Case Study Overview
Four Years at TalkingPoints
From building data infrastructure from scratch to designing AI evaluation systems—four years of work at an EdTech company enabling multilingual school-family communication.
The Company
TalkingPoints enables multilingual communication between schools and families. 145+ languages, billions of messages exchanged. Teachers send messages, families receive them in their home language and can respond the same way.
I joined the data team in April 2022 as the second data engineer. Over the next four years, I touched almost every part of the data stack—infrastructure, analytics, integrations, new products, and research.
The Work
Six areas of work, each with its own case study. Click through for the full story.
2022–2026
Built from scratch (-ish).
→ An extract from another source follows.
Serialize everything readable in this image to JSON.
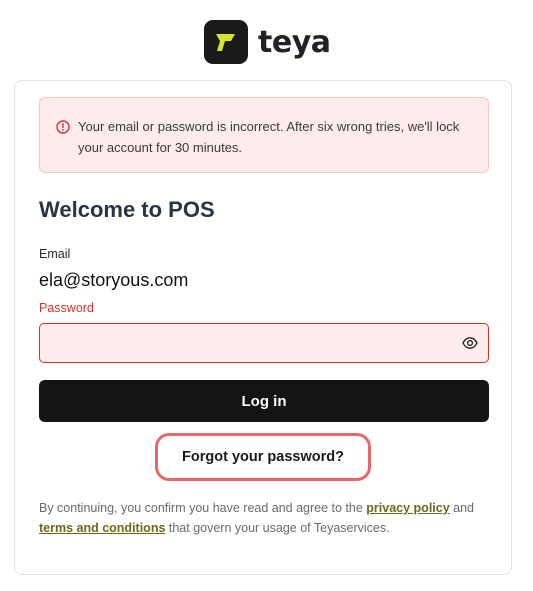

Hevo → (a few other things 😬) → Fivetran, Medallion architecture with dbt, CI/CD on GitLab, 70% Snowflake cost reduction.
2022–2026
In-app analytics consulting, custom enterprise partner Tableau dashboards, internal self-service via Sigma and Streamlit. Laid the foundation for AI-powered analytics starting with an MCP server that let stakeholders chat directly with our warehouse.
2022–2026
Salesforce, PlanHat, Customer.io, Intercom/Dixa. Fuzzy matching with Jaro-Winkler. Philosophy: minimize friction for humans, don't replace them.
2024–2026
Data Rules Everything Around Me. New product vertical built from scratch. FastAPI, Pydantic, Kinesis Firehose. Architecture that enabled AI-assisted development.
2025–2026
Research infrastructure for impact analysis. Clio-inspired conversation analysis pipeline. Dialogue segmentation, utterance role labeling, privacy-preserving NLP at scale.
2024–2026
Message classification stewarded to production. Machine Translation Quality Estimation app for self-service evaluation. Cost safeguards and visible tradeoffs.
Highlights
- New product vertical enabled—built the data layer for Attendance, from real-time streaming ingestion to API delivery
- Research infrastructure built to test claims, not just support them—from traditional impact studies across tens of thousands of students to AI-powered conversation analysis pipelines
- Conversation analysis pipeline processing millions of multilingual messages with privacy-preserving NLP
- 10+ external systems integrated into a unified data platform—CRM, support, marketing, analytics, streaming
- Second data engineer when the team was six months old—built foundational infrastructure that scaled with the company
- AI/ML evaluation infrastructure—message classification pipeline, conversation segmentation, MT quality estimation app, cost safeguards. Built so non-technical teams could assess and control AI features themselves
- Custom translation models for low-resource languages like Capoverdian Creole and Karen—trained in-house on millions of educational translations, because no off-the-shelf API could serve these communities
What I Learned
Build so others can do it without you. When partner success can query the warehouse through an MCP server, when a principal can see their metrics without waiting on anyone—that's technology doing its job. Building things that depend on you is almost selfish. You're not that important; the mission is.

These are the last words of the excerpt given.